At 06:58 AM 8/28/2007, Dan Zimmerman N3OX wrote:
>Has anyone measured corroded copper inductor Q vs. shiny new copper at
>HF frequencies?
>
>Specifically, I wonder if there'd be any practical benefit to
>polishing and coating a 3/4" copper pipe transmitting magnetic loop
>with coil varnish?
>
>The capacitor is a Jennings vacuum variable and the silver-plated cap
>clamps have been soldered to the loop using solid silver plated copper
>strap, so I don't have a particularly lossy capacitor arrangement.
>
>I also know that shiny new copper vs. shiny new silver wouldn't make
>much difference. What I don't know is the conductivity penalty of
>corroded copper.
I would venture to guess that it's hard to come up with a single
number. Copper Oxide is a semiconductor with fairly high resistivity
(it's been used in static dissipative films, for instance, and in
rectifiers). Who's even to say that the corrosion is copper oxide, or
for that matter, which of the two kinds of copper oxide it is.

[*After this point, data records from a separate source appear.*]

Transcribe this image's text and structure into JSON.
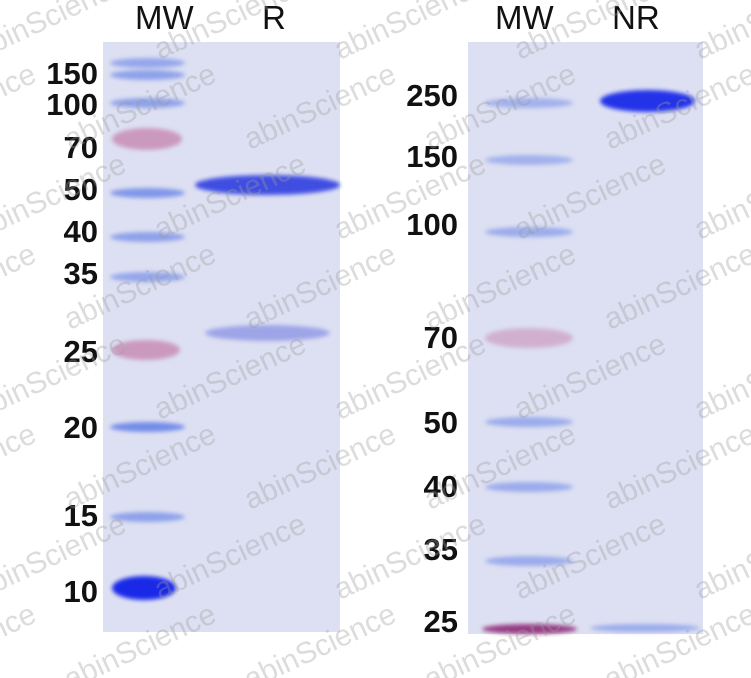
{
  "left_gel": {
    "lanes": [
      "MW",
      "R"
    ],
    "markers": [
      "150",
      "100",
      "70",
      "50",
      "40",
      "35",
      "25",
      "20",
      "15",
      "10"
    ]
  },
  "right_gel": {
    "lanes": [
      "MW",
      "NR"
    ],
    "markers": [
      "250",
      "150",
      "100",
      "70",
      "50",
      "40",
      "35",
      "25"
    ]
  },
  "watermark": "abinScience",
  "colors": {
    "gel": "#dde0f2",
    "band": "#2f3fe0",
    "marker_pink": "#c06a9c",
    "marker_blue": "#5a78e6"
  }
}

If the high resistance stuff is on the surface, then the current
probably won't flow through it, so the loss isn't that high.
In your case, the surface might not be all that big a deal, it would
be corrosion in a connector, where the copper oxide/sulfide/etc is
directly in series with the high current path.
>The loop is just a fun experiment since I had the capacitor burning a
>hole in my junkbox but I'm interested in seeing how well I can get it
>to work vs. my larger antennas.
Build it and try.. empiricism is king.